Cerald bu sefer bir arabanın az ilerisinde üstü kanlar içinde yatıyordu. Elindeki telefonun tuşlarına basıyordu. Her bir basışta bir inleyiş izliyordu onu. Zoé ise her bir seste kalbinin sıkıştığını hissediyordu. Sonra sesini duydu Cerald'ın. Zoé diye sayıklıyor gibiydi... Ama neden telefona sayıklasın ki? Telefonda Zoé ile konuşuyordu büyük bir ihtimalle.

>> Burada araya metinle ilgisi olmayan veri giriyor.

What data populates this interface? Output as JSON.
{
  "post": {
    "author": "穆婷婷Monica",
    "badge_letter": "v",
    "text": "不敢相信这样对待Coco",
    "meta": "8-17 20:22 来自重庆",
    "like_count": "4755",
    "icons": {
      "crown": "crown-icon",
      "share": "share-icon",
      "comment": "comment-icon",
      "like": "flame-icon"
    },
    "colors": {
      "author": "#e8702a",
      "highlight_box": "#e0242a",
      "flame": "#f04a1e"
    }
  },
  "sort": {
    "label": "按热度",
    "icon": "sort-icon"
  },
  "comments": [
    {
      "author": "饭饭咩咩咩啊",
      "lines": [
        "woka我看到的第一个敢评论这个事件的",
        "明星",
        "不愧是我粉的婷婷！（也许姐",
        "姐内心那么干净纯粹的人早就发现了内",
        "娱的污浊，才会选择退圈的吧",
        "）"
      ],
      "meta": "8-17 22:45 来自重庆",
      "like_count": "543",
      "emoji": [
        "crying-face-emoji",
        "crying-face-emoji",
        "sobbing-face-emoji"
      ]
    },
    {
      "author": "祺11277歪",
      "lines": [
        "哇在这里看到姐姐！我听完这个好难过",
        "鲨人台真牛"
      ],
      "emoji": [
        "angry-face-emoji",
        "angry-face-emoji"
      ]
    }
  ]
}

Ve birden o son... Araba patlamıştı... Cerald son nefesinde Zoé'nin ismini anmıştı. İşte Zoé'yi belkide rüya bile olsa en çok parçalayan bu olmuştu.
Zoé gözlerinin kapaklarının normal boyutunu büyüterek açmıştı gözlerini. Artık uyanmıştı. Korkmuştu... Cerald'ı kanlar içinde yerde görmek onu ürkütmüştü. Yataktan kalkıp ağır adımlarla banyonun olduğu bölüme doğru ilerledi. Bu rüyadan sonra pekte iyi sayılmazdı. Günü her zamanki gibi berbat geçecekti kesin.

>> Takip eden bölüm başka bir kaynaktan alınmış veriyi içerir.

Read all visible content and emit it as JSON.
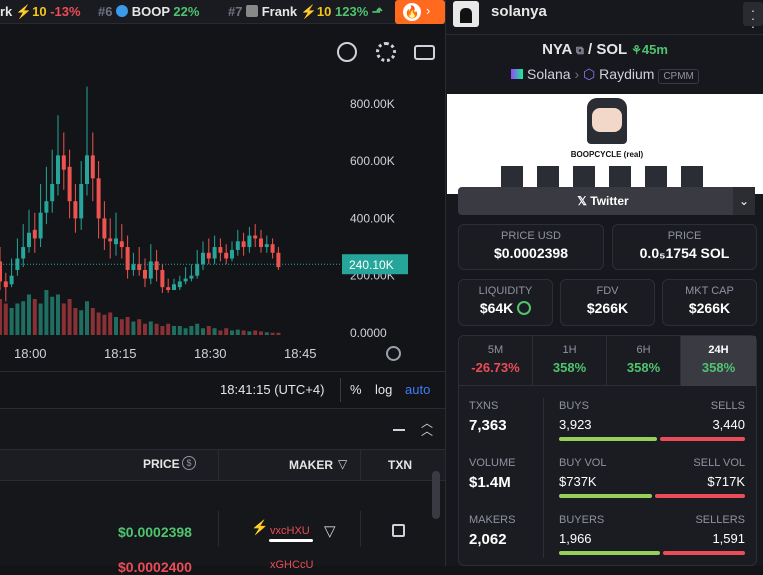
{
  "ticker": [
    {
      "name": "rk",
      "boost": "⚡10",
      "change": "-13%"
    },
    {
      "rank": "#6",
      "name": "BOOP",
      "change": "22%"
    },
    {
      "rank": "#7",
      "name": "Frank",
      "boost": "⚡10",
      "change": "123%"
    }
  ],
  "chart": {
    "y_ticks": [
      "800.00K",
      "600.00K",
      "400.00K",
      "200.00K",
      "0.0000"
    ],
    "x_ticks": [
      "18:00",
      "18:15",
      "18:30",
      "18:45"
    ],
    "current_price": "240.10K",
    "clock": "18:41:15 (UTC+4)",
    "scale_percent": "%",
    "scale_log": "log",
    "scale_auto": "auto",
    "candles": [
      [
        250,
        180,
        300,
        150
      ],
      [
        180,
        160,
        210,
        110
      ],
      [
        170,
        200,
        260,
        160
      ],
      [
        220,
        260,
        330,
        200
      ],
      [
        260,
        300,
        380,
        230
      ],
      [
        300,
        350,
        430,
        280
      ],
      [
        360,
        330,
        420,
        280
      ],
      [
        330,
        420,
        520,
        300
      ],
      [
        420,
        460,
        580,
        380
      ],
      [
        460,
        520,
        640,
        420
      ],
      [
        520,
        620,
        760,
        480
      ],
      [
        620,
        570,
        700,
        500
      ],
      [
        580,
        460,
        640,
        400
      ],
      [
        460,
        400,
        520,
        350
      ],
      [
        400,
        520,
        600,
        360
      ],
      [
        520,
        620,
        860,
        480
      ],
      [
        620,
        540,
        700,
        460
      ],
      [
        540,
        400,
        600,
        330
      ],
      [
        400,
        330,
        460,
        290
      ],
      [
        330,
        320,
        400,
        260
      ],
      [
        310,
        330,
        420,
        270
      ],
      [
        320,
        300,
        380,
        260
      ],
      [
        300,
        220,
        340,
        190
      ],
      [
        220,
        240,
        280,
        200
      ],
      [
        240,
        220,
        300,
        200
      ],
      [
        220,
        190,
        260,
        160
      ],
      [
        190,
        250,
        310,
        170
      ],
      [
        250,
        220,
        290,
        180
      ],
      [
        220,
        160,
        240,
        140
      ],
      [
        160,
        150,
        190,
        140
      ],
      [
        150,
        170,
        190,
        150
      ],
      [
        160,
        180,
        200,
        150
      ],
      [
        180,
        190,
        230,
        170
      ],
      [
        190,
        200,
        240,
        180
      ],
      [
        200,
        240,
        290,
        190
      ],
      [
        240,
        280,
        320,
        220
      ],
      [
        280,
        260,
        330,
        240
      ],
      [
        260,
        300,
        340,
        240
      ],
      [
        300,
        280,
        330,
        250
      ],
      [
        280,
        260,
        310,
        240
      ],
      [
        260,
        290,
        320,
        250
      ],
      [
        290,
        320,
        360,
        270
      ],
      [
        320,
        300,
        350,
        270
      ],
      [
        300,
        340,
        370,
        280
      ],
      [
        340,
        330,
        380,
        300
      ],
      [
        330,
        300,
        360,
        280
      ],
      [
        300,
        310,
        340,
        280
      ],
      [
        310,
        280,
        330,
        260
      ],
      [
        280,
        230,
        300,
        220
      ]
    ],
    "volumes": [
      0.8,
      0.7,
      0.6,
      0.7,
      0.75,
      0.9,
      0.8,
      0.7,
      1.0,
      0.85,
      0.9,
      0.7,
      0.8,
      0.6,
      0.55,
      0.75,
      0.6,
      0.5,
      0.45,
      0.5,
      0.4,
      0.35,
      0.4,
      0.3,
      0.35,
      0.25,
      0.3,
      0.25,
      0.2,
      0.25,
      0.2,
      0.2,
      0.15,
      0.2,
      0.25,
      0.15,
      0.2,
      0.15,
      0.1,
      0.15,
      0.1,
      0.12,
      0.1,
      0.08,
      0.1,
      0.08,
      0.06,
      0.05,
      0.05
    ]
  },
  "table": {
    "headers": {
      "price": "PRICE",
      "maker": "MAKER",
      "txn": "TXN"
    },
    "rows": [
      {
        "price": "$0.0002398",
        "maker": "vxcHXU"
      },
      {
        "price": "$0.0002400",
        "maker": "xGHCcU"
      }
    ]
  },
  "right": {
    "username": "solanya",
    "pair": {
      "base": "NYA",
      "quote": "SOL",
      "age": "45m",
      "chain": "Solana",
      "dex": "Raydium",
      "pool": "CPMM"
    },
    "banner": "BOOPCYCLE (real)",
    "twitter": "Twitter",
    "price_usd": {
      "label": "PRICE USD",
      "value": "$0.0002398"
    },
    "price_sol": {
      "label": "PRICE",
      "value": "0.0₅1754 SOL"
    },
    "liquidity": {
      "label": "LIQUIDITY",
      "value": "$64K"
    },
    "fdv": {
      "label": "FDV",
      "value": "$266K"
    },
    "mcap": {
      "label": "MKT CAP",
      "value": "$266K"
    },
    "tabs": [
      {
        "label": "5M",
        "value": "-26.73%"
      },
      {
        "label": "1H",
        "value": "358%"
      },
      {
        "label": "6H",
        "value": "358%"
      },
      {
        "label": "24H",
        "value": "358%"
      }
    ],
    "stats": {
      "txns": {
        "label": "TXNS",
        "value": "7,363"
      },
      "buys": {
        "label": "BUYS",
        "value": "3,923"
      },
      "sells": {
        "label": "SELLS",
        "value": "3,440"
      },
      "volume": {
        "label": "VOLUME",
        "value": "$1.4M"
      },
      "buyvol": {
        "label": "BUY VOL",
        "value": "$737K"
      },
      "sellvol": {
        "label": "SELL VOL",
        "value": "$717K"
      },
      "makers": {
        "label": "MAKERS",
        "value": "2,062"
      },
      "buyers": {
        "label": "BUYERS",
        "value": "1,966"
      },
      "sellers": {
        "label": "SELLERS",
        "value": "1,591"
      }
    }
  },
  "colors": {
    "up": "#26a69a",
    "down": "#ef5350",
    "accent": "#4fc46f"
  }
}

Banyoya girdiğinde ilk önce elini ve yüzünü yıkamak için aynanın karşısına geçti fakat yansımasında gözlerinin şiştiğini, yüzünün çok solgun bir hâl aldığını görmüştü. Hayretler içinde kendine bakıyordu. Sanki aynada ki yansıma o değildi de bir başkasıymış gibi yabancı duruyordu gözüne. *Kesinlikle duşa ihtiyacım var!* diye düşündü kendi kendine.

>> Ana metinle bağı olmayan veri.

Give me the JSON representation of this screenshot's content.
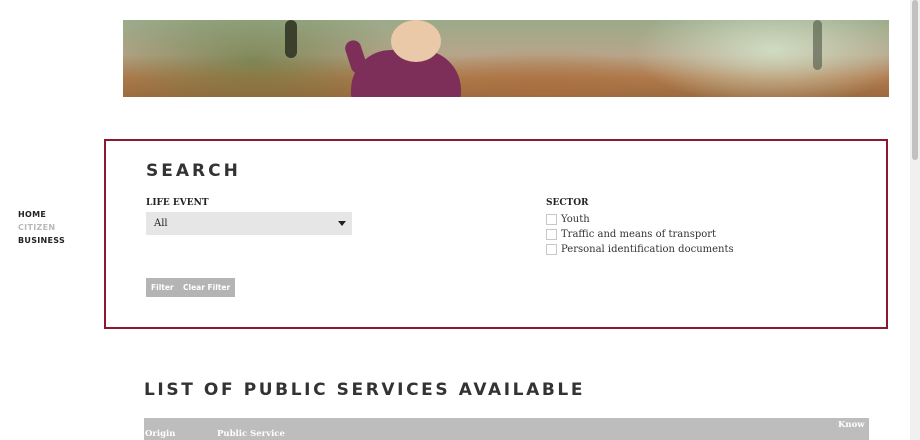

Duşa girmek için küvetin suyunu açtı. Üstünü çıkardıktan sonra tokasını da sarı saçlarından ayırıp küvetin başına koydu. Küvete ayağını ilk değdirdiğinde Zoé'de ürperme hissi uyandırmıştı. Ardından suya alışınca diğer ayağınıda küvete koydu ve küvetin içinde boylu boyunca uzandı. Küvetin içinde uzanmış suya bakıyordu. Yukarıda asılı olan avizenin loş ışığı Zoé her suyu oynattığında, güneş ışığında ki kristal parçaları gibi; su da kristal bir zemin üzerindeymiş gibi parlıyordu. Küvetten çıktığında hemen yanındaki askıda asılı olan deniz mavisi bornozu üstüne geçirdi. Sarı saçlarını havlu ile kuruladıktan sonra altına dar paça eşofmanlarından birini, üstüne de kırmızı sweet-shirt'ünü giydi. Ardından saçını tamamen kurutmadan önce biraz daha hâlsizliğini gidermek için yatağının üztüne uzandı. Yatağında uzanırken düşünüyordu. Sadece Cerald ve gideceği okulu düşünüyordu. Düşüncelerini annesinin aşağıdan gelen sesi böldü.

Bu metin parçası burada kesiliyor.